Music Row reports that Bradley died peacefully in his sleep in the early morning of Jan. 31.

Bradley, who grew up in Nashville, was the younger brother of influential Music City producer Owen Bradley. The brothers built The Bradley Film & Recording Studios, which became known as the The Quonset Hut, the first recording establishment on Music Row.

Harold Bradley began recording at the age of 20. Over his 60 year career, Bradley played on iconic records by Patsy Cline ("Crazy"), Loretta Lynn ("Coal Miner's Daughter"), Tammy Wynette ("Stand By Your Man"), John Anderson ("Swingin'") and many more. The revered guitarist also played with Elvis Presley, Ernest Tubb, Johnny Cash and Willie Nelson.
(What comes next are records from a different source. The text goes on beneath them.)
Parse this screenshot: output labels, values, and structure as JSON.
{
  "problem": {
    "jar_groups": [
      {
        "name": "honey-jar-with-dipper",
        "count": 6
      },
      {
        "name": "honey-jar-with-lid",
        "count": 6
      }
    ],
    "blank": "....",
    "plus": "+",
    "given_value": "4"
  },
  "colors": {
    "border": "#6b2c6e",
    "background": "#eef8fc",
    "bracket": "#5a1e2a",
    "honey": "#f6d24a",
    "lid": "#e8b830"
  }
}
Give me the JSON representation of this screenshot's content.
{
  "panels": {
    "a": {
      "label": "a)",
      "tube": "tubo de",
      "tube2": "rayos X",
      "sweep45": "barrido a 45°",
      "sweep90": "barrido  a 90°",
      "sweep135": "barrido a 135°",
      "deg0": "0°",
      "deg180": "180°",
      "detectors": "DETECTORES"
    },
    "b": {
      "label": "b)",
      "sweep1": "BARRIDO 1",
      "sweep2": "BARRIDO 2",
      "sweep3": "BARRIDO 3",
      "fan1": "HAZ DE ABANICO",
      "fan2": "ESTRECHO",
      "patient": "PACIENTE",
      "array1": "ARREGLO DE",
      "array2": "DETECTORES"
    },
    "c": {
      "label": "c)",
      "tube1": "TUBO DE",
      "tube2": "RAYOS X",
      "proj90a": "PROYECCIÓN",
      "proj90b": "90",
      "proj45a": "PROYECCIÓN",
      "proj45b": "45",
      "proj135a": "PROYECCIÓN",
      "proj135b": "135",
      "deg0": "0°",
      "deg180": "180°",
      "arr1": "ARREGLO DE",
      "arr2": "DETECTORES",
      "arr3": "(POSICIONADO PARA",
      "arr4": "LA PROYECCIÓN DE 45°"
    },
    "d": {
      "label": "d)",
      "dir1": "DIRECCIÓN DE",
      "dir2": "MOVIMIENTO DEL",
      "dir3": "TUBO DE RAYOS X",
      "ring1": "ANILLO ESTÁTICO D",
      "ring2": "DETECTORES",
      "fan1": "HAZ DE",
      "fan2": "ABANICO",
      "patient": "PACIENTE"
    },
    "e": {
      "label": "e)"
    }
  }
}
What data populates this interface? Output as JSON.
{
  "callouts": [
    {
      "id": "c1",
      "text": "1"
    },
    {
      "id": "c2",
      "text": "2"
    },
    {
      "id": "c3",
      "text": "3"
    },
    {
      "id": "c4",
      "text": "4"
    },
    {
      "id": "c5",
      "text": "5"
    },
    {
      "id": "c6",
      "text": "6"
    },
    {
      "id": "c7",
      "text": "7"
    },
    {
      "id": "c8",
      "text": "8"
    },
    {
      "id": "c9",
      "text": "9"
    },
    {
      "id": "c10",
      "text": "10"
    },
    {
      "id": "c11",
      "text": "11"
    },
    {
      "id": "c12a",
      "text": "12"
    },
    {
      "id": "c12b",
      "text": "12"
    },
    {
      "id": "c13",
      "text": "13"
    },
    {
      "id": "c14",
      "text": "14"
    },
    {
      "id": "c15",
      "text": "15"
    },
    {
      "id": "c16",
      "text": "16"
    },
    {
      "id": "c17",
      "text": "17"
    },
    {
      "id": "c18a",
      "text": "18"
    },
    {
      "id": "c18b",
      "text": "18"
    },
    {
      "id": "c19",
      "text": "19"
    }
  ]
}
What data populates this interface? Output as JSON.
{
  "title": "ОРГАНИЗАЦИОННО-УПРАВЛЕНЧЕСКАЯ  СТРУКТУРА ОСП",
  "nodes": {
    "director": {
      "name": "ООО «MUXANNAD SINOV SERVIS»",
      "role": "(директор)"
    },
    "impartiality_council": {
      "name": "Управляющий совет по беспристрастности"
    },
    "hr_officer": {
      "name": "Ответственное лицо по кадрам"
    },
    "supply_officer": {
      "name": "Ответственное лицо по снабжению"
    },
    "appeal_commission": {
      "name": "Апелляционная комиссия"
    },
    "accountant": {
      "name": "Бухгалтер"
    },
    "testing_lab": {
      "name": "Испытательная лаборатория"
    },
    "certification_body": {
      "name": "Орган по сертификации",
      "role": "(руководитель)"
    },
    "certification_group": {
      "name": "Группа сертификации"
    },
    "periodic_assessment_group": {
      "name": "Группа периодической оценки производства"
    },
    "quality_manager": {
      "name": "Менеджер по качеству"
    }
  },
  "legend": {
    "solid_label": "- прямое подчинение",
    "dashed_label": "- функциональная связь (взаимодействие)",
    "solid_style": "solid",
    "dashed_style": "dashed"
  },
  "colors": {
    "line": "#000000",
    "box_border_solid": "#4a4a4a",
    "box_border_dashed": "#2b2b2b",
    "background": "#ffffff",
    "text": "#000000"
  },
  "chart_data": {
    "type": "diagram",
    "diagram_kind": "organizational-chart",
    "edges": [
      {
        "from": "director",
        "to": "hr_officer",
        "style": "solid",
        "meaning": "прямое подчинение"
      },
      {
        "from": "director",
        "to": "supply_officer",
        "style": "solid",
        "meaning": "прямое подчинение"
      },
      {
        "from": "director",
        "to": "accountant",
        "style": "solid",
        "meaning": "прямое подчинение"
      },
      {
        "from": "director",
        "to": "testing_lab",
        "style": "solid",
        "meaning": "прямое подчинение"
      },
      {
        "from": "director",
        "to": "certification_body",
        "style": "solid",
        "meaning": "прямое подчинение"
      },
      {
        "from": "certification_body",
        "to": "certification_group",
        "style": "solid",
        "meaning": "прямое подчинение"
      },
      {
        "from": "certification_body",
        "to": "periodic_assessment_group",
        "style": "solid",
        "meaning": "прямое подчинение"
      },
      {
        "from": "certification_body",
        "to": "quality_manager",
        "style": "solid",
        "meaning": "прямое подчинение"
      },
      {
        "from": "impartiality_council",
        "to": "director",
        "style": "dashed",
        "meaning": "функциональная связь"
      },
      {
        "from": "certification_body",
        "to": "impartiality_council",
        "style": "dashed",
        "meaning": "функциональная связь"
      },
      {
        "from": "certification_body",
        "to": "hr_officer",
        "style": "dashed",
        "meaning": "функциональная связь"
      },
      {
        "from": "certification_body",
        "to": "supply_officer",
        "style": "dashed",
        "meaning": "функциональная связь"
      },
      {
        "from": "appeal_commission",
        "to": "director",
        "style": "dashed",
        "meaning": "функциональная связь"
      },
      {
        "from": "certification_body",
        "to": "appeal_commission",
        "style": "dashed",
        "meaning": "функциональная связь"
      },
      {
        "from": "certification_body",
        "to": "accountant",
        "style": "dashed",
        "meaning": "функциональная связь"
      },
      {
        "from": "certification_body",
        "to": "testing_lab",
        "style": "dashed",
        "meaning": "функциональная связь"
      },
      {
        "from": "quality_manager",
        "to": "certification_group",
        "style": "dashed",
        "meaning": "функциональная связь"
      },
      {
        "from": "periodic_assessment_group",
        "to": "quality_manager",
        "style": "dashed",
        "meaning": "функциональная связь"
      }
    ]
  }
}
He's believed to be the most recorded instrumentalist in history.

Bradley was inducted into the Country Music Hall of Fame in 2006.

"For decades, Harold Bradley went to work doing something that he called 'playing.' He surveyed every sonic situation and determined what he could do to make things better, more melodic, and more harmonious," Hall of Fame CEO Kyle Young said in a statement. "There are lessons in Harold's approach to playing that go far beyond music. He lived his life with kindness, gentility, and discretion. On hopeful days, I will try to view Harold Bradley as an inspiration and not an aberration."